Member Quits Education Council in Protest

Member Quits Education Council in Protest

Fed up with local parents’ decreasing role in school decisions, Brian Rafferty resigned from Community Education Council 24 last Thursday.

The district councils throughout the city play an advisory role in school decisions, but Rafferty said the board shields the city Department of Education (DOE) from parents’ scorn and is too often ignored.

“[Does the DOE] hear your complaints? For the most part—no,” Rafferty read from a prepared letter at Thursday’s monthly meeting in Ridgewood. “And why? Because we sit here. Because we are the volunteer appointed go-betweens who waste our time swallowing the vitriol and scorn of angry parents so the DOE doesn’t have to taste it.”

Rafferty, the executive editor of the Queens Tribune, applauded the work of the board, and the parents who attend meetings to protest city policies. But the “great majority of parents” remain silent and “don’t care enough to try their best.” That system creates an “angry rabble” at CEC meetings from a vocal minority that the DOE conveniently ignores, Rafferty said.

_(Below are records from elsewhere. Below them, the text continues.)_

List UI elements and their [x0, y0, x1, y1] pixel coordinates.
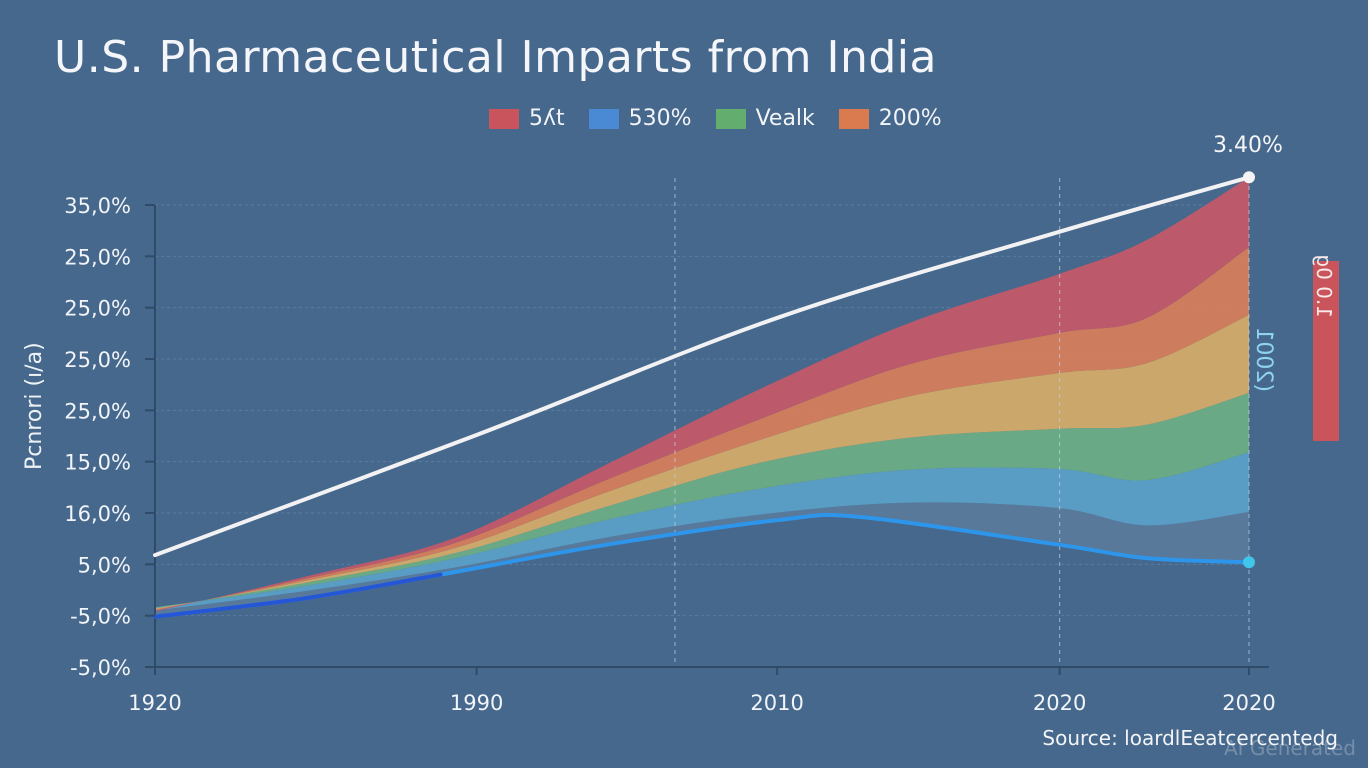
y-tick-label: 16,0%: [64, 502, 131, 526]
blue-line-start-segment: [153, 572, 443, 619]
end-value-label: 3.40%: [1213, 133, 1283, 158]
legend-label: 5ʎt: [529, 106, 565, 131]
area-band-yellow: [155, 314, 1249, 610]
y-tick-label: 15,0%: [64, 451, 131, 475]
y-tick-label: 25,0%: [64, 297, 131, 321]
legend: 5ʎt 530% Vealk 200%: [489, 106, 966, 131]
legend-swatch: [588, 108, 619, 129]
y-tick-label: -5,0%: [70, 656, 131, 680]
legend-label: 200%: [878, 106, 942, 131]
x-tick-label: 1920: [128, 691, 181, 715]
series-lines: [153, 171, 1255, 619]
vertical-guides: [674, 178, 1250, 667]
legend-item: 5ʎt: [489, 106, 565, 131]
area-band-light-blue: [155, 452, 1249, 611]
y-tick-label: 25,0%: [64, 399, 131, 423]
legend-swatch: [838, 108, 869, 129]
y-tick-label: 5,0%: [78, 553, 131, 577]
legend-label: 530%: [628, 106, 692, 131]
y-ticks: 35,0% 25,0% 25,0% 25,0% 25,0% 15,0% 16,0% 5,0% -…: [64, 194, 155, 680]
x-tick-label: 2020: [1033, 691, 1086, 715]
y-tick-label: -5,0%: [70, 605, 131, 629]
axes: [150, 205, 1269, 668]
legend-item: 200%: [838, 106, 942, 131]
y-tick-label: 35,0%: [64, 194, 131, 218]
line-white-line: [153, 175, 1251, 558]
legend-swatch: [489, 108, 519, 129]
blue-line-end-marker: [1243, 556, 1255, 569]
white-line-end-marker: [1243, 171, 1255, 184]
area-band-green: [155, 392, 1249, 609]
legend-label: Vealk: [755, 106, 815, 131]
side-annotation-red-text: 1.0 0g: [1312, 254, 1336, 318]
y-tick-label: 25,0%: [64, 348, 131, 372]
y-tick-label: 25,0%: [64, 245, 131, 269]
chart-title: U.S. Pharmaceutical Imparts from India: [54, 32, 937, 83]
x-tick-label: 1990: [450, 691, 503, 715]
x-ticks: 1920 1990 2010 2020 2020: [128, 667, 1276, 715]
x-tick-label: 2010: [750, 691, 803, 715]
side-annotation-blue: (2001: [1251, 327, 1276, 392]
legend-swatch: [715, 108, 746, 129]
legend-item: Vealk: [715, 106, 815, 131]
x-tick-label: 2020: [1222, 691, 1275, 715]
side-annotation-bar: [1313, 261, 1339, 441]
watermark: AI Generated: [1223, 736, 1356, 760]
stacked-areas: [155, 177, 1249, 617]
legend-item: 530%: [588, 106, 692, 131]
source-note: Source: loardlEeatcercentedg: [1042, 726, 1338, 750]
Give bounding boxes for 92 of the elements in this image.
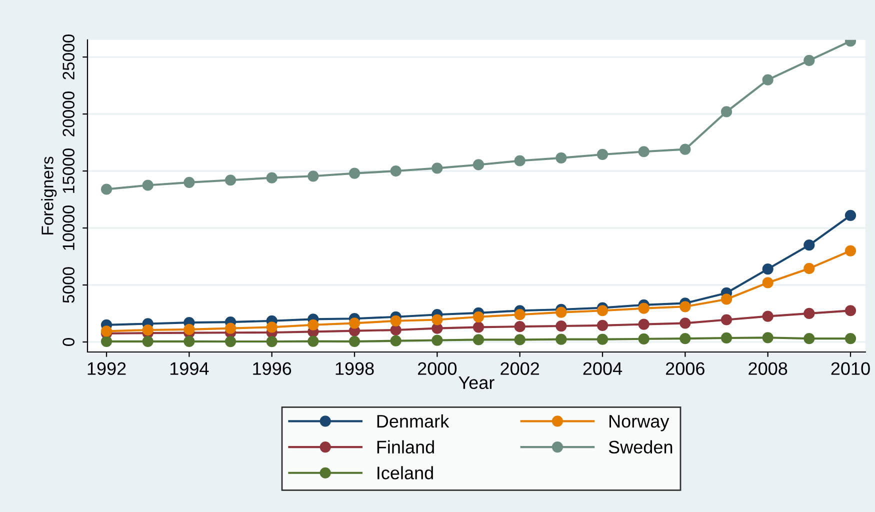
point [390,165,402,177]
point [224,322,236,334]
point [804,54,815,66]
point [514,309,526,320]
point [844,210,856,222]
point [638,318,650,330]
x-tick-label: 2000 [418,362,457,375]
point [390,315,402,326]
point [680,301,691,312]
point [390,335,402,346]
point [266,172,278,184]
point [142,180,154,191]
point [472,159,484,170]
point [472,322,484,333]
point [638,302,650,314]
point [596,334,608,345]
point [804,308,815,320]
point [184,324,195,335]
point [556,306,567,318]
point [100,336,112,347]
legend-label: Finland [377,440,434,454]
point [804,262,815,274]
point [680,318,691,329]
point [596,320,608,331]
point [184,176,195,188]
point [308,319,319,330]
point [472,334,484,346]
x-axis-title: Year [458,376,494,390]
point [100,184,112,195]
point [556,334,567,345]
point [432,334,443,346]
point [348,336,360,347]
point [348,168,360,179]
y-tick-label: 5000 [62,267,74,303]
point [184,336,195,347]
x-tick-label: 2006 [666,362,704,375]
point [596,305,608,316]
x-tick-label: 1994 [170,362,209,375]
x-tick-label: 2008 [748,362,788,375]
x-tick-label: 1998 [336,362,374,375]
y-tick-label: 0 [62,338,74,346]
x-tick-label: 2002 [500,362,540,375]
y-tick-label: 25000 [62,34,74,80]
y-tick-label: 20000 [62,91,74,136]
point [844,332,856,344]
point [844,245,856,256]
legend-label: Denmark [377,414,450,428]
x-tick-label: 2004 [583,362,622,375]
point [556,320,567,332]
point [266,322,278,333]
point [762,332,774,344]
point [638,333,650,344]
point [720,294,732,305]
point [844,305,856,316]
y-tick-label: 15000 [62,148,74,193]
point [142,336,154,347]
legend-label: Norway [610,415,670,432]
point [556,152,567,164]
point [720,106,732,118]
x-tick-label: 2010 [831,362,870,375]
point [308,170,319,182]
point [142,324,154,336]
point [432,314,443,326]
point [348,318,360,329]
point [472,311,484,322]
legend-label: Iceland [378,466,433,480]
point [308,336,319,347]
point [224,174,236,186]
point [720,332,732,344]
point [638,146,650,158]
y-axis-title: Foreigners [41,156,57,234]
point [514,155,526,166]
point [390,324,402,336]
point [762,310,774,322]
point [804,332,815,344]
point [762,277,774,288]
point [762,263,774,275]
point [680,144,691,155]
y-tick-label: 10000 [62,205,74,250]
legend-label: Sweden [608,440,672,454]
point [224,336,236,348]
x-tick-label: 1996 [253,362,292,375]
point [596,148,608,160]
point [432,162,443,174]
point [762,74,774,86]
point [266,336,278,348]
point [720,314,732,326]
x-tick-label: 1992 [88,362,126,375]
point [514,321,526,332]
point [804,240,815,251]
point [514,334,526,346]
point [680,332,691,344]
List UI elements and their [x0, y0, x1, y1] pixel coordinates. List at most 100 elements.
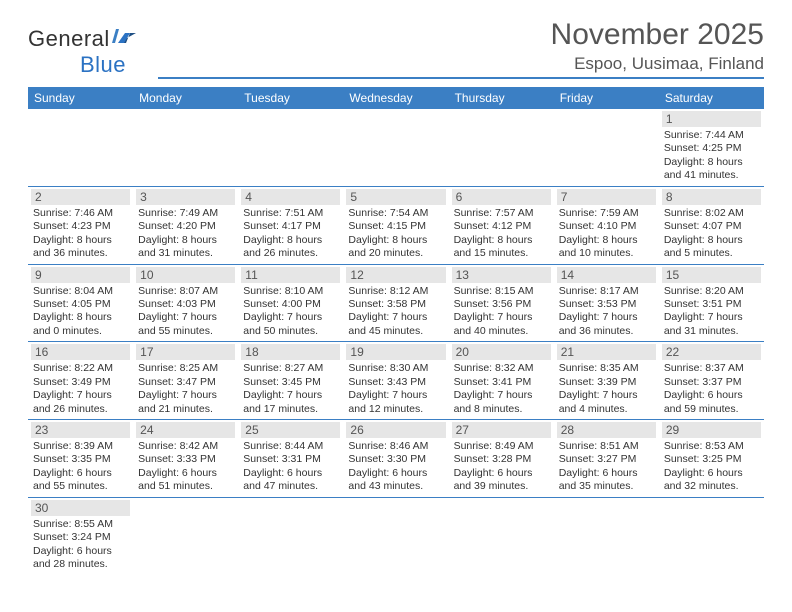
logo-text: General Blue	[28, 24, 138, 78]
day-info: Sunrise: 8:25 AMSunset: 3:47 PMDaylight:…	[136, 362, 235, 416]
day-info: Sunrise: 8:22 AMSunset: 3:49 PMDaylight:…	[31, 362, 130, 416]
calendar-cell: 17 Sunrise: 8:25 AMSunset: 3:47 PMDayligh…	[133, 342, 238, 420]
day-number: 28	[557, 422, 656, 438]
day-info: Sunrise: 8:46 AMSunset: 3:30 PMDaylight:…	[346, 440, 445, 494]
calendar-cell	[554, 497, 659, 574]
day-number: 5	[346, 189, 445, 205]
day-number: 17	[136, 344, 235, 360]
day-info: Sunrise: 7:57 AMSunset: 4:12 PMDaylight:…	[452, 207, 551, 261]
day-info: Sunrise: 7:49 AMSunset: 4:20 PMDaylight:…	[136, 207, 235, 261]
calendar-body: 1Sunrise: 7:44 AMSunset: 4:25 PMDaylight…	[28, 109, 764, 575]
day-number: 9	[31, 267, 130, 283]
day-info: Sunrise: 7:59 AMSunset: 4:10 PMDaylight:…	[557, 207, 656, 261]
day-info: Sunrise: 8:37 AMSunset: 3:37 PMDaylight:…	[662, 362, 761, 416]
calendar-cell	[343, 497, 448, 574]
calendar-cell	[28, 109, 133, 186]
calendar-cell	[133, 497, 238, 574]
day-number: 1	[662, 111, 761, 127]
day-number: 25	[241, 422, 340, 438]
calendar-cell: 13 Sunrise: 8:15 AMSunset: 3:56 PMDayligh…	[449, 264, 554, 342]
day-info: Sunrise: 8:42 AMSunset: 3:33 PMDaylight:…	[136, 440, 235, 494]
day-info: Sunrise: 8:30 AMSunset: 3:43 PMDaylight:…	[346, 362, 445, 416]
calendar-row: 16 Sunrise: 8:22 AMSunset: 3:49 PMDayligh…	[28, 342, 764, 420]
flag-icon	[112, 24, 138, 50]
calendar-cell: 15Sunrise: 8:20 AMSunset: 3:51 PMDayligh…	[659, 264, 764, 342]
day-number: 19	[346, 344, 445, 360]
day-number: 6	[452, 189, 551, 205]
calendar-cell: 7 Sunrise: 7:59 AMSunset: 4:10 PMDaylight…	[554, 186, 659, 264]
location-text: Espoo, Uusimaa, Finland	[574, 54, 764, 73]
weekday-header: Thursday	[449, 87, 554, 109]
day-info: Sunrise: 8:27 AMSunset: 3:45 PMDaylight:…	[241, 362, 340, 416]
calendar-cell: 21Sunrise: 8:35 AMSunset: 3:39 PMDayligh…	[554, 342, 659, 420]
calendar-cell: 25Sunrise: 8:44 AMSunset: 3:31 PMDayligh…	[238, 420, 343, 498]
calendar-cell: 9 Sunrise: 8:04 AMSunset: 4:05 PMDaylight…	[28, 264, 133, 342]
calendar-cell	[449, 497, 554, 574]
calendar-row: 1Sunrise: 7:44 AMSunset: 4:25 PMDaylight…	[28, 109, 764, 186]
day-info: Sunrise: 8:12 AMSunset: 3:58 PMDaylight:…	[346, 285, 445, 339]
calendar-table: SundayMondayTuesdayWednesdayThursdayFrid…	[28, 87, 764, 575]
day-info: Sunrise: 8:07 AMSunset: 4:03 PMDaylight:…	[136, 285, 235, 339]
day-info: Sunrise: 8:04 AMSunset: 4:05 PMDaylight:…	[31, 285, 130, 339]
day-info: Sunrise: 8:10 AMSunset: 4:00 PMDaylight:…	[241, 285, 340, 339]
day-info: Sunrise: 8:20 AMSunset: 3:51 PMDaylight:…	[662, 285, 761, 339]
day-info: Sunrise: 8:32 AMSunset: 3:41 PMDaylight:…	[452, 362, 551, 416]
calendar-row: 30 Sunrise: 8:55 AMSunset: 3:24 PMDayligh…	[28, 497, 764, 574]
calendar-cell: 29Sunrise: 8:53 AMSunset: 3:25 PMDayligh…	[659, 420, 764, 498]
calendar-cell: 24 Sunrise: 8:42 AMSunset: 3:33 PMDayligh…	[133, 420, 238, 498]
calendar-cell: 18 Sunrise: 8:27 AMSunset: 3:45 PMDayligh…	[238, 342, 343, 420]
calendar-cell: 12 Sunrise: 8:12 AMSunset: 3:58 PMDayligh…	[343, 264, 448, 342]
day-number: 29	[662, 422, 761, 438]
calendar-header: SundayMondayTuesdayWednesdayThursdayFrid…	[28, 87, 764, 109]
day-number: 24	[136, 422, 235, 438]
day-number: 23	[31, 422, 130, 438]
calendar-cell: 23 Sunrise: 8:39 AMSunset: 3:35 PMDayligh…	[28, 420, 133, 498]
calendar-cell: 16 Sunrise: 8:22 AMSunset: 3:49 PMDayligh…	[28, 342, 133, 420]
logo-word2: Blue	[80, 52, 126, 77]
day-info: Sunrise: 7:54 AMSunset: 4:15 PMDaylight:…	[346, 207, 445, 261]
calendar-cell: 8Sunrise: 8:02 AMSunset: 4:07 PMDaylight…	[659, 186, 764, 264]
day-info: Sunrise: 8:55 AMSunset: 3:24 PMDaylight:…	[31, 518, 130, 572]
calendar-cell	[133, 109, 238, 186]
calendar-cell	[238, 497, 343, 574]
day-number: 12	[346, 267, 445, 283]
calendar-cell	[659, 497, 764, 574]
day-info: Sunrise: 7:46 AMSunset: 4:23 PMDaylight:…	[31, 207, 130, 261]
calendar-cell: 30 Sunrise: 8:55 AMSunset: 3:24 PMDayligh…	[28, 497, 133, 574]
calendar-row: 9 Sunrise: 8:04 AMSunset: 4:05 PMDaylight…	[28, 264, 764, 342]
calendar-cell: 26 Sunrise: 8:46 AMSunset: 3:30 PMDayligh…	[343, 420, 448, 498]
calendar-cell: 6 Sunrise: 7:57 AMSunset: 4:12 PMDaylight…	[449, 186, 554, 264]
day-number: 16	[31, 344, 130, 360]
day-number: 20	[452, 344, 551, 360]
day-info: Sunrise: 8:17 AMSunset: 3:53 PMDaylight:…	[557, 285, 656, 339]
calendar-cell: 1Sunrise: 7:44 AMSunset: 4:25 PMDaylight…	[659, 109, 764, 186]
calendar-cell: 20 Sunrise: 8:32 AMSunset: 3:41 PMDayligh…	[449, 342, 554, 420]
page-title: November 2025	[158, 18, 764, 52]
calendar-cell: 27Sunrise: 8:49 AMSunset: 3:28 PMDayligh…	[449, 420, 554, 498]
day-number: 10	[136, 267, 235, 283]
weekday-header: Sunday	[28, 87, 133, 109]
day-info: Sunrise: 7:51 AMSunset: 4:17 PMDaylight:…	[241, 207, 340, 261]
weekday-header: Monday	[133, 87, 238, 109]
day-number: 11	[241, 267, 340, 283]
day-number: 26	[346, 422, 445, 438]
day-info: Sunrise: 8:02 AMSunset: 4:07 PMDaylight:…	[662, 207, 761, 261]
weekday-header: Saturday	[659, 87, 764, 109]
calendar-cell: 14Sunrise: 8:17 AMSunset: 3:53 PMDayligh…	[554, 264, 659, 342]
calendar-row: 23 Sunrise: 8:39 AMSunset: 3:35 PMDayligh…	[28, 420, 764, 498]
calendar-cell: 2Sunrise: 7:46 AMSunset: 4:23 PMDaylight…	[28, 186, 133, 264]
day-number: 30	[31, 500, 130, 516]
day-number: 3	[136, 189, 235, 205]
day-number: 18	[241, 344, 340, 360]
day-number: 13	[452, 267, 551, 283]
calendar-cell: 3 Sunrise: 7:49 AMSunset: 4:20 PMDaylight…	[133, 186, 238, 264]
calendar-row: 2Sunrise: 7:46 AMSunset: 4:23 PMDaylight…	[28, 186, 764, 264]
calendar-cell	[343, 109, 448, 186]
calendar-cell: 28Sunrise: 8:51 AMSunset: 3:27 PMDayligh…	[554, 420, 659, 498]
logo-word1: General	[28, 26, 110, 51]
day-info: Sunrise: 8:15 AMSunset: 3:56 PMDaylight:…	[452, 285, 551, 339]
day-info: Sunrise: 8:39 AMSunset: 3:35 PMDaylight:…	[31, 440, 130, 494]
header-bar: General Blue November 2025 Espoo, Uusima…	[28, 18, 764, 79]
calendar-cell: 22Sunrise: 8:37 AMSunset: 3:37 PMDayligh…	[659, 342, 764, 420]
day-number: 7	[557, 189, 656, 205]
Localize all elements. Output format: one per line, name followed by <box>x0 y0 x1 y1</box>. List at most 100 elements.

As evidence of this growing disconnect, Rafferty presented the two rezoning meetings the board held over the last two weeks. Concerned with overcrowding, the DOE is contemplating changing the school enrollment zones for PS/IS 113 in Glendale and PS/IS 49 in Middle Village. However, Rafferty said the zoning plans were not presented to the board before the public presentation.

“At both of these meetings the parents were there to protest, but we—the board—didn’t have the zoning map until the meetings,” Rafferty said. “We were as blindsided as the parents, and our job, as whipping boys for the DOE, was to take the brunt of the parents’ lashes without any regard to our own opinions on this.”

Rafferty said he did not attend those meetings because he could “no longer bear the frustration, the anger, the resentment and scorn.”

CEC 24 President Nick Comaianni agreed that the DOE uses the board as shields. “A lot of times we can’t solve [parents’] problems because of all the bureaucracy and red tape,” he said.

Comaianni contends mayoral control of schools took power away from parents and combined them into a bloated system. “Different districts have different needs,” he said. One recent example involved school buses where nearly empty yellow school buses would pick up some students but tell seventh and eighth graders that they must take a city bus.

“This is something we could fix in days, but the DOE tells us they can’t make an exception because if it’s allowed in one district it would have to extend it to the whole city. Every situation should always be unique,” Comaianni said.

Another point of contention was the messy CEC elections last spring. Many parents simply did not vote, and there were many controversies surrounding certain results throughout the city.

Manhattan Borough President Scott Stringer recently criticized the CEC election process as well last week. Joined by Queens Borough President Helen Marshall, Public Advocate Bill De Blasio and others, Stringer said the DOE should overhaul the CEC system.

“These changes are long overdue because they target a troubling problem in our public schools—the failure to engage parents,” Stringer said.

By Eric Yun


Photo Caption: Brian Rafferty (left) at a CEC meeting last spring with President Nick Comaianni and District Superintendent Madeline Taub-Chan. Rafferty resigned last week after claiming the DOE uses local boards as a shield from angry parents.